Culinary tourist eats around the world around LA
Noah Galuten spent the past three months eating his way around the world – all within a day’s drive of his Santa Monica, Calif., apartment.
The 25-year-old playwright was broke and unemployed when he decided to eat cuisine from a different country every day and write about it on his Web site, Man Bites World.
Galuten figured he could stomach 60 traditional dishes from a different country on consecutive days until he ran out of options and was sated.
But the project took him further than he ever imagined, stamping his culinary passport with food from 102 cultures by his final bite of Slovakian poppy seed cake more than three months later.
That he could cross so many borders so close to home is both a testament to Los Angeles’ cultural melting pot and the help he got from strangers who invited him into their homes to share traditional meals.
“If there’s anywhere you should be more inclusive, it’s eating,” he said.
The final feast – plum brandy, roasted chestnuts, sheep milk feta with paprika and caraway, homemade gnocchi, and a traditional Christmas soup – was home-cooked by Peter Simon, a Slovakian immigrant who offered his homeland’s best.
The international gnoshing left Galuten with $4,000 in credit card debt, which he hopes to erase by writing a book about his experiences. His girlfriend, Jackie Honikman, 25, a Web designer who covered his rent and other costs, gained about 15 pounds dining with him.
In the early days, the couple mapped out meals a month in advance, anticipating which restaurants would be closed Mondays and when certain specials would be served. Despite calling ahead to make sure restaurants were open and hadn’t changed menus, there were near disasters.
A restaurant formerly known as Macau Street promised authentic street food, but new owners were cooking Hong Kong cuisine, which he had already crossed off his list.
As the clock ticked toward midnight and the project threatened to end in Monterey Park, Galuten scrambled and found a place that served Macau-style pork shank.
Purists may argue that Macau isn’t a sovereign nation, but Galuten didn’t make such distinctions. He ate food from Palestine, Tibet, Puerto Rico and both Koreas.

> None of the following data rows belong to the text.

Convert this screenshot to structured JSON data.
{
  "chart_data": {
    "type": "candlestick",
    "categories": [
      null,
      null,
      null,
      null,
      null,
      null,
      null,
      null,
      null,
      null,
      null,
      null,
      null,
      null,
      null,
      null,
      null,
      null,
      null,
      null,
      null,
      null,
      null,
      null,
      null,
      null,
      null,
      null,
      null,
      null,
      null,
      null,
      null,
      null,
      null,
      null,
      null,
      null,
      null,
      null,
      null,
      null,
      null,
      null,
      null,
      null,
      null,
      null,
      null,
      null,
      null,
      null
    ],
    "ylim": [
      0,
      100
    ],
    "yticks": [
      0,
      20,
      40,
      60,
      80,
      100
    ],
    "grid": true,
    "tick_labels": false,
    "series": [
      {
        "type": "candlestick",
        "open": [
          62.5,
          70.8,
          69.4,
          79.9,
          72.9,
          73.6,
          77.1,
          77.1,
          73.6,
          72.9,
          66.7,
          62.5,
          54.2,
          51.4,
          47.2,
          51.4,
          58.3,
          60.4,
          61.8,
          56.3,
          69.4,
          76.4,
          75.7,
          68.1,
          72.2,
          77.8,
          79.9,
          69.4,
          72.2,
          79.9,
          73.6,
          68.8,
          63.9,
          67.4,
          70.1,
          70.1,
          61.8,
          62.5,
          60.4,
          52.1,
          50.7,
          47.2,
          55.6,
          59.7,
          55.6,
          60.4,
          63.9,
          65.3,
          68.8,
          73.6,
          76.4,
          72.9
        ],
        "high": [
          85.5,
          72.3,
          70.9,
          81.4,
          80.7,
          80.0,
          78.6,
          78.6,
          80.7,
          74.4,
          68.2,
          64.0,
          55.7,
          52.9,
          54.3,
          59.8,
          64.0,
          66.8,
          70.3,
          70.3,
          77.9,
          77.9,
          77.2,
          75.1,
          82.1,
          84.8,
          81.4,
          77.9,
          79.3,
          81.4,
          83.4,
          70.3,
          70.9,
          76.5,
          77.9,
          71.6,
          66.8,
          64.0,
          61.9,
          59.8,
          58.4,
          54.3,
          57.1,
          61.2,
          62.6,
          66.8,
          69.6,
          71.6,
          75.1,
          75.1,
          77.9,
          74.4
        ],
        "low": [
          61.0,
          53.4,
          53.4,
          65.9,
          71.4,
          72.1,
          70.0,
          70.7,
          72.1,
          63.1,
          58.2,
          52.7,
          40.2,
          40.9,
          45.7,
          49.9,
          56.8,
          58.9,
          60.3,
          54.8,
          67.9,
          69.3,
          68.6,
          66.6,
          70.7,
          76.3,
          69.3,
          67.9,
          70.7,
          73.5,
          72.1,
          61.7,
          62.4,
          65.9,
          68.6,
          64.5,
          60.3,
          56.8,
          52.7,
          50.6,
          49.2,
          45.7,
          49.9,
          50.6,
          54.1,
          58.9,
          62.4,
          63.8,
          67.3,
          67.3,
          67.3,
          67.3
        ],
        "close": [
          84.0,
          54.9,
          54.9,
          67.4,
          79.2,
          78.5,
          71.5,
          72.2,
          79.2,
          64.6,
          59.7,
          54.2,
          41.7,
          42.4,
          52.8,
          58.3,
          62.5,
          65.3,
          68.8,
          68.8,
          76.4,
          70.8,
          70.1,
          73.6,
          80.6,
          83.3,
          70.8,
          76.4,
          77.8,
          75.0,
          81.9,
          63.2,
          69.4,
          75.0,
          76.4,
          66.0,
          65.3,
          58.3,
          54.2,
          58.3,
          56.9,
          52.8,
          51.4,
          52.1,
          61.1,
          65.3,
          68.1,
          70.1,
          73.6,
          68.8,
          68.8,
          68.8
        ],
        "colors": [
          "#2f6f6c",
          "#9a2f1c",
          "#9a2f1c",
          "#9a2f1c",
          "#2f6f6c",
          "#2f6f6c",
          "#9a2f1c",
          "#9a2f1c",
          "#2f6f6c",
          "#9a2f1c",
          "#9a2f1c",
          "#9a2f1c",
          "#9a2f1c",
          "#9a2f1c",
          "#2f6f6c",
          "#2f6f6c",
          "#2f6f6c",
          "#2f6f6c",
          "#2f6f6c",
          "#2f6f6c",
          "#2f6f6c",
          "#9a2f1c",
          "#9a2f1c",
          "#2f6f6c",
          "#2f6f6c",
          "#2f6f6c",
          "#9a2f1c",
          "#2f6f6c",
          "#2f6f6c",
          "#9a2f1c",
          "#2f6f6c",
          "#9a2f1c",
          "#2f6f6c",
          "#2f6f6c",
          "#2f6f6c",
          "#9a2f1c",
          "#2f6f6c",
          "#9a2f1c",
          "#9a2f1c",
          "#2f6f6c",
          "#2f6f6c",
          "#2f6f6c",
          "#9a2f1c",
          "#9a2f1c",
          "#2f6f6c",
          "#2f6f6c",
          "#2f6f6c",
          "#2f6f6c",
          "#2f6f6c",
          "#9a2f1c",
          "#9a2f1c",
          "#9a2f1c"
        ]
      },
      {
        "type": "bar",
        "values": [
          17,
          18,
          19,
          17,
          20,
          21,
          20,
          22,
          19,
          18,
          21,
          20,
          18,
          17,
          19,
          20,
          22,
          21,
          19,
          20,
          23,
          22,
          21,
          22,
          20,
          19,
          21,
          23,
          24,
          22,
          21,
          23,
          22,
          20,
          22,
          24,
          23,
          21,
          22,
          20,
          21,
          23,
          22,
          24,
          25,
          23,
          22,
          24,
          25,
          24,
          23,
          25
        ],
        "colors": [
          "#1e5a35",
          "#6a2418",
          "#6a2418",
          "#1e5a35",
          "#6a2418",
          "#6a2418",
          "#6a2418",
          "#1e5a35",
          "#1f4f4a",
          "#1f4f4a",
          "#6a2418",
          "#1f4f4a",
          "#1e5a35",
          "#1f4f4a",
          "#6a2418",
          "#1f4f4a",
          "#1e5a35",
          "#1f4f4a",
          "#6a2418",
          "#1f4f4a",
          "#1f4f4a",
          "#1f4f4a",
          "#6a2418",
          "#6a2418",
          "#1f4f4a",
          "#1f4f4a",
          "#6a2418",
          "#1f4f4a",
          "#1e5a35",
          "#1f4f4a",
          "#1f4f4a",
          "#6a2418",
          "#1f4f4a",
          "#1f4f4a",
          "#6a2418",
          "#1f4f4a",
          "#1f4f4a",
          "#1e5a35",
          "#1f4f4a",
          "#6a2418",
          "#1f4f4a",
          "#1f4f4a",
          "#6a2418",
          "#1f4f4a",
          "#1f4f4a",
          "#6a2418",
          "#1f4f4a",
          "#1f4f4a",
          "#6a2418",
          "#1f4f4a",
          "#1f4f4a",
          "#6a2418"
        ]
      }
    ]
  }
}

The project became a movable feast joined by old friends and strangers who became dining companions and then friends – often with the help of ample amounts of ethnically appropriate alcohol.
It often included Michael Gross, Galuten’s college friend who goes by the nom de blog Mr. Meatball and documents dishes with digital photos.
Meals ranged from a bad experience at a Samoan restaurant to a fabulous one when Pascal Olhats, the chef at Tradition by Pascal in Newport Beach, served a seven-course French meal with wine pairings for free.
“He’s so passionate,” Olhats said. “He doesn’t just like food, he likes people. He’s very curious and gentle. That’s why he’s always welcome in all the ethnic restaurants he goes to.”
One of Galuten’s favorite finds came through a chain of e-mails that led him to a Ghanaian market named Nana and Naa International Cuisine in Inglewood.
The cook eyed the two men suspiciously until they said they liked spicy food.
“That was the magic password,” Galuten said. She filleted and fried fish in a back kitchen and served up a delicious okra stew with steamed cassava dough in the courtyard under a tarp roof.
“There was no menu, no prices, but it was a priceless experience and delicious,” he said.
Most of the central African nations – plus Kazakhstan, Wales, and others – remain uncharted by Galuten, who waited until a traditional Thanksgiving dinner to knock his home country from the list with turkey and the classic fixings.
When the experiment came to a close this month after he failed to find Somalian food, his cravings returned him to his own roots, where he was comforted by a childhood favorite: turkey Bolognese cooked by his mom.